Böylesi davaların normalde emsal kararlar açısından önemli olduğunu fakat cezasızlık politikaları yüzünden bu davanın emsal karar oluşturmayacağını vurgulayan Timur, öncelikle yargının bu uygulamalardan vazgeçmesi gerektiğini aktardı ve şunları ekledi: “Kamu görevlilerinin şüpheli ya da sanık olduğu dosyalarda yargı makamlarının etkili bir soruşturmada istekli davranmadıkları, yargı ve siyasal makamların devleti koruma güdüsüyle hareket etikleri bilinmektedir. Özellikle kovuşturmaya yer olmadığına dair karar, davanın nakli, görevsizlik ve yetkisizlik ya da soruşturma izni vermeme gibi gerekçelerle cezasızlık politikasının yerleşik bir hal aldığı yargı uygulamalarından gözükmektedir. Politik yargılamalarda alınan basit cezanın tamamını cezaevinde infaz etmeye çalışan siyasal yargı, polis memurunun aldığı cezada ise korumacı bir yaklaşım ile sanığın kısa sürede cezaevinden tahliyesini sağlayabilecektir. Bu sebeple dosyamızın başka dosyalar bakımından caydırıcı bir niteliği olacağını düşünmemekteyiz. Esasen siyasal iktidarın ve yargı kurumunun cezasızlık politikası devam ettiği sürece Türkiye’de ağır insan hakları ihlalleri artarak devam edecektir. Bu da yargıya olan güveni dip noktaya düşürmektedir.”

Ne olmuştu?

Hakkari’de Demokratik Toplum Partisi’nin (DTP) kapatılmasına karşı 23 Nisan 2009 tarihinde yapılan protesto eylemleri sırasında Özel Harekat Polisi Bahadır Turan, 14 yaşındaki Seyfullah Turan’ı kafasına silah dipçiğiyle vurarak, ağır yaraladı.

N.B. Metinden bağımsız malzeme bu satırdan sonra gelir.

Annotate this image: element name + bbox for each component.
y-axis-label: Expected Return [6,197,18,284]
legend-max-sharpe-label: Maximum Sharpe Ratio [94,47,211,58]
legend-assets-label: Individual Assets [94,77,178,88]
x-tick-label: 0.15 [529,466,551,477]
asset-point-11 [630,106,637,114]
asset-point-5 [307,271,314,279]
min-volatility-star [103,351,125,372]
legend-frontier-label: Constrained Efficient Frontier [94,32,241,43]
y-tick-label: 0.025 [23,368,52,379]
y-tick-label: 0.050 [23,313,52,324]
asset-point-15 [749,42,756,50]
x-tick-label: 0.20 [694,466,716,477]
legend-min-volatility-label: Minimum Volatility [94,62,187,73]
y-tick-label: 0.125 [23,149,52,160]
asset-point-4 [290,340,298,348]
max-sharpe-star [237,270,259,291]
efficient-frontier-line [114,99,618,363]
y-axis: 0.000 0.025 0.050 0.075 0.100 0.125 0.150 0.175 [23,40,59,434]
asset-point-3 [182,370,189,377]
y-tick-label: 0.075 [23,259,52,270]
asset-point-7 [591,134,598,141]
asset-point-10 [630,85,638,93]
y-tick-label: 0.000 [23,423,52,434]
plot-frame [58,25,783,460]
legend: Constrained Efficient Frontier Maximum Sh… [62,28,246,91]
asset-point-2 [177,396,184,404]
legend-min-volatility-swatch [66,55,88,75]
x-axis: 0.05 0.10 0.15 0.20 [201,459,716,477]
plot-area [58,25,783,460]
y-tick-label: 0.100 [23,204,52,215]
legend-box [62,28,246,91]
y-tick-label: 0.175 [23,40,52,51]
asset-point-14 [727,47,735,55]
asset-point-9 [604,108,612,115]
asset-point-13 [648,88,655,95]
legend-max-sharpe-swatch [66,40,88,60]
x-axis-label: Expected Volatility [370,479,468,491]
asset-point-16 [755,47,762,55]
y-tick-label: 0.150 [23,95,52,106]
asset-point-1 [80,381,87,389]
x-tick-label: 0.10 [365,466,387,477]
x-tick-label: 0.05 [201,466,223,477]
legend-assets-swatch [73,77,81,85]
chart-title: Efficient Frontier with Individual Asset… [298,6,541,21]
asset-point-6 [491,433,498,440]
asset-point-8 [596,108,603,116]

Turan, günlerce yoğun bakımda kalırken Polis Bahadır Turan hakkında “kasten öldürmeye teşebbüs ve işkence” suçundan dava açıldı. “Güvenlik” gerekçisiyle Isparta 3’üncü Asliye Ceza Mahkemesi’ne gönderilen dosyada, sanık polise, “Polisin meşru müdafaa halinde ve psikolojisinin bozuk olduğu, zor kullanma yetkisini kullandığı” gerekçesiyle 6 ay 7 gün hapis cezası verildi. Bu ceza 2 yılın altında olduğu gerekçesiyle para cezasına çevrildi.

 

Seyfullah Turan’ın avukatları, kararın Yargıtay tarafından onanması üzerine 2014’te Anayasa Mahkemesi’ne başvurdu. Yaklaşık 3 yıl sonra başvuruyu karara bağlayan AYM, 9 Kasım 2017 tarihli kararında, Seyfullah Turan’ın “işkence ve kötü muamele yasağının ihlal edildiğine” ilişkin başvurusunu kabul edilemez buldu. Turan’ın “yaşam hakkının ihlal edildiğine” ilişkin başvurusunu kabul eden AYM, yeniden yargılama kararı verdi.

AYM’nin dosya ile ilgili duruşmanın yakın bir kentte görülmesine karar vermesinin ardından duruşma Elazığ’a taşındı. Sanık polis Turan’a bu kez 5 yıl hapis cezası verildi. Bunun üzerine Seyfullah Turan’ın avukatları Murat Timur ve Münip Ermiş, bu kez sanık polisin “öldürmeye teşebbüs” suçundan cezalandırılması talebiyle İstinaf Mahkemesi’ne başvurdu. Diyarbakır Bölge Adliye Mahkemesi 1. Ceza Dairesi, cezayı az bularak yerel mahkemeye gönderdi. Yeniden yapılan yargılamada Elâzığ 3. Ağır Ceza Mahkemesi, polis Bahadır’a 6 yıl 3 ay hapis cezası verdi.